After the wedding, with some swift talking and well-rehearsed moves on Connie's behalf, the relationship between he and Harper quickly blossoms into anything but a professional one. No sooner does Harper give up everything she has ever known: her life, her family and her acceptance to Harvard Law School; to go and live with Connie at his studio to “study art” and “create”, she discovers that she is not the first girl to find herself in this seemingly unique position. To Harper's dismay, Connie has a serial predilection to being the mentor and lover of beautiful young women.

As Billie (Gina Gershon) puts it, Harper has become the latest student of the Connie Fitzpatrick School for Young Women. Harper, distraught, angry and humiliated, runs back to her life, as she knew it before Connie. But just as the audience breathes a sigh of relief, it becomes clear that life just isn’t ever that simple and the same applies to Harper.

As she returns home for her 21st birthday, Harper realises that although Connie deceived and humiliated her, he at least believed in her, which is more than she can say for her family. Not only does her father have a “thing” for her sister causing her mother to flirt with any male in a 12 mile radius, and that they all continually make a mockery out of Harper’s life, they are all lawyers and spend their time around the dinner table debating various legal points and just generally being mean to each other.

It is all Harper can do but to run back to Connie. When she does, he is waiting with open arms. Even with the parameters of their relationship seemingly laid out before us, the audience just can't quite forget that this all is not going to end well and Connie is the easy target. But his relationship with Harper is not the same as those that have gone before her. Despite how much we want to believe that Harper is just another one of his girls, she isn't. She is not only more independent than the others but she understood from very early on just what she had got herself into. Connie, who is older, broker and not as good looking as he used to be, is infinitely more vulnerable and, to his surprise, finds himself dependent on and in love with Harper.
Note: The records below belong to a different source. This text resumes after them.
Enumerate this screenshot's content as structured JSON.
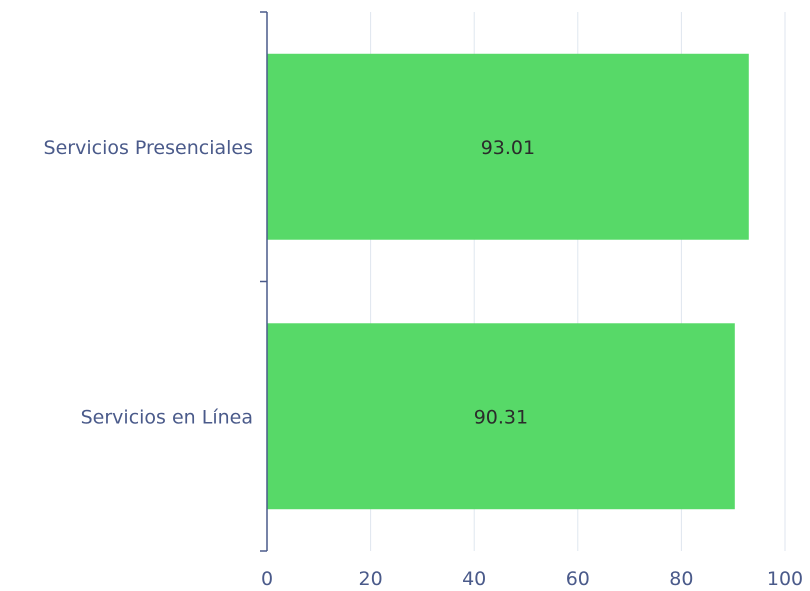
{
  "chart_data": {
    "type": "bar",
    "orientation": "horizontal",
    "categories": [
      "Servicios Presenciales",
      "Servicios en Línea"
    ],
    "values": [
      93.01,
      90.31
    ],
    "value_labels": [
      "93.01",
      "90.31"
    ],
    "xlim": [
      0,
      100
    ],
    "xticks": [
      0,
      20,
      40,
      60,
      80,
      100
    ],
    "xtick_labels": [
      "0",
      "20",
      "40",
      "60",
      "80",
      "100"
    ],
    "grid": true,
    "legend": "none",
    "title": "",
    "xlabel": "",
    "ylabel": ""
  },
  "colors": {
    "bar": "#57d968",
    "grid": "#dfe6ef",
    "axis": "#4a5a8a",
    "tick_text": "#4a5a8a",
    "value_text": "#2b2b2b"
  }
}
From the moment this realisation hits, Connie knows that he has to end it. In the most heartbreaking scene of the film, where actions defy words and words don't even attempt to hide their true meaning, Connie lets Harper go.

Sarah Polley is faultless as Harper and provides the perfect contrast in every way to Stephen Rea' s Connie and all that he embodies. In spite of the cheesy and unnecessary wrap up at the end of the film, overall Guinevere succeeds in defying the audience expectation it has itself created and conveys a touching and intelligent love story.